Surely you know by now that legend tells us the Mayan calendar, from which we in the 21st century derive so much of our daily knowledge, runs out of time on Dec. 21, 2012, meaning that on that date, the World as We Know It will end. Thanks for flying Planet Earth Airlines, and we hope you enjoy your stay in Cloud Cuckooland.
This movie takes that concept as its premise and then spends 158 minutes showing us what it will look like and how various individuals will react. To borrow a phrase from Tweety, "Tings faw down and go BOOM!"

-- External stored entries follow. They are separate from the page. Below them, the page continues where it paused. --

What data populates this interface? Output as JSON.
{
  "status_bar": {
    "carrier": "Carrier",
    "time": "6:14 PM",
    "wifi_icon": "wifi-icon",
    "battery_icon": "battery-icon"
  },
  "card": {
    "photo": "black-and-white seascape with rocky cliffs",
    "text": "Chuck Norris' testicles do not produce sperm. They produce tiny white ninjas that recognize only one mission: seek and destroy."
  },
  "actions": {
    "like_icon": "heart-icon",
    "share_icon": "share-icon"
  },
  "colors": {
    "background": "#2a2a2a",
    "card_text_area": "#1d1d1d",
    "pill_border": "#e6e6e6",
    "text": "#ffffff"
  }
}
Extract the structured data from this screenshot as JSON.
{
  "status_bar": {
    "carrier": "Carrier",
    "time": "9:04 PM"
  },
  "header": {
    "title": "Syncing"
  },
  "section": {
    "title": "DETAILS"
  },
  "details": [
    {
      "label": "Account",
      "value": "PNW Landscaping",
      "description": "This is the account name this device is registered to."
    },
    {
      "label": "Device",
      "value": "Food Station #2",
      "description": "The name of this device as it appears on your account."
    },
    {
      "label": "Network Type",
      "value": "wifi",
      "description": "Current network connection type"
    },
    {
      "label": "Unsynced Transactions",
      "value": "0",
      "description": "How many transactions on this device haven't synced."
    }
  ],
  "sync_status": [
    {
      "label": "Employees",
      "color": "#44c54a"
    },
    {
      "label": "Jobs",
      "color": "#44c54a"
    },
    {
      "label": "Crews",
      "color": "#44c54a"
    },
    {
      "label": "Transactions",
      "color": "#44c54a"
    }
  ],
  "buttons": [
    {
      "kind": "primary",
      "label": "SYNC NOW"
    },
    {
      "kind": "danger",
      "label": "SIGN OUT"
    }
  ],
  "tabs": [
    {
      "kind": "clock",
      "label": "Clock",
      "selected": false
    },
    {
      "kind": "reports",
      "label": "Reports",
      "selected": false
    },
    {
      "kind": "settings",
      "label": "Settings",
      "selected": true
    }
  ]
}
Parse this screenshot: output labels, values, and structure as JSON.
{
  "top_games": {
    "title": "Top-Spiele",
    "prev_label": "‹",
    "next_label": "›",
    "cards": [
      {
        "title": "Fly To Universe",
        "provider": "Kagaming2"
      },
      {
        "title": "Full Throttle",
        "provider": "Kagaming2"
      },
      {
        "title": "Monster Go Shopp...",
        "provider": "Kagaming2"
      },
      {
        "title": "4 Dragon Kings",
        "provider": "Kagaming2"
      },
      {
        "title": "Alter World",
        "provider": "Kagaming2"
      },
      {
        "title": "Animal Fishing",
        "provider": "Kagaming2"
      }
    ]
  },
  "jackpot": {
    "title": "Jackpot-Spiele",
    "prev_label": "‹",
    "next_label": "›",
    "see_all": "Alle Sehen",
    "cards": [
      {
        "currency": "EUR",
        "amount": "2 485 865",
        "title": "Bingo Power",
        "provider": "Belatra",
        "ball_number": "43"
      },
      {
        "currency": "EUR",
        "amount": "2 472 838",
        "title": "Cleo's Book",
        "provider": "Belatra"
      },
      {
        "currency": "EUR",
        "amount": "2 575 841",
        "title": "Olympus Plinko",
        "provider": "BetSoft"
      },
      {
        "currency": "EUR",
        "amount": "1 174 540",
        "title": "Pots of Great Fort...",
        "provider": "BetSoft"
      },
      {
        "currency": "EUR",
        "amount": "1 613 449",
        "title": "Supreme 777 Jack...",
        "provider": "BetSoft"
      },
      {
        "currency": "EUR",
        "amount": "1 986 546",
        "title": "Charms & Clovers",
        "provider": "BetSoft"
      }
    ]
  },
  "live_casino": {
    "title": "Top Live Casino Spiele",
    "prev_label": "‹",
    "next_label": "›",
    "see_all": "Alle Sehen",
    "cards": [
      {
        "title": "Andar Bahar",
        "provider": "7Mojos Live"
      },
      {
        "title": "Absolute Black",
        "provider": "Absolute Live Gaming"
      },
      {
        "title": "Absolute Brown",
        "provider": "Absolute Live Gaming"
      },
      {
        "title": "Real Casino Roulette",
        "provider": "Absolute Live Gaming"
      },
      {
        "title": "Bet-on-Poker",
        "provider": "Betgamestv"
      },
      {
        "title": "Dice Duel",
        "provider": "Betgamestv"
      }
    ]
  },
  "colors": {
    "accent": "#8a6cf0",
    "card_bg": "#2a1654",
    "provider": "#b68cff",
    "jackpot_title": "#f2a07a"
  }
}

John Cusack ("Igor") is Jackson Curtis, a published but nevertheless failed writer who puts pieces of information together to figure out that the earth's crust is shifting, and when the shift hits the fan, the West Coast goes the way of Atlantis, soon to be followed by everything else, including that time-share you got talked into and haven't had a chance to use yet. You think you have problems? The world is supposed to end on Dec. 21, and my birthday is Dec. 22. I am gonna be so pissed.
JUNK SCIENCE
The film's template is Emmerich's 1996 home run, "Independence Day." Substitute solar flares for aliens, and you've got it. One of the things I like about this picture is that it is on the side of science. Sure, it may be mostly junk science for all I know, but the scientists know their stuff, and nary a one of them is crazy. In fact, it is the humanist scientist, nicely played by Chiwetel Ejiofor ("Redbelt"), who pleads for saving as many human lives as possible, even if it means discomforting the world's richest who have purchased room on a series of arks.
But the plot is pure Intro to Disaster Movies. We're presented with a large cast of characters, many of whom will stick around just long enough to push some of our emotional buttons and then will get crushed, drowned, incinerated or in some manner dispatched before we move on to others. That's the way these pictures work: A small group represents all of humanity, most of which won't make it to the morning after.
The primary attraction here is the CGI effects, and they may be the best ever in a popular film, at least until "Avatar" opens next month. This is not cheap Halloween eye candy, but the real rich chocolate stuff from Switzerland.
The rest of the cast includes Oliver Platt as the villainous government flack, Amanda Peet as Jackson's ex-wife, Tom McCarthy as her current, Danny Glover as the president, Thandie Newton as his daughter, and Woody Harrelson as an Art Bell-ish, AM-radio conspiracy theorist.
What "2012" lacks in originality, it more than makes up for in razzle-dazzle. Buy a large popcorn "? you're gonna need it.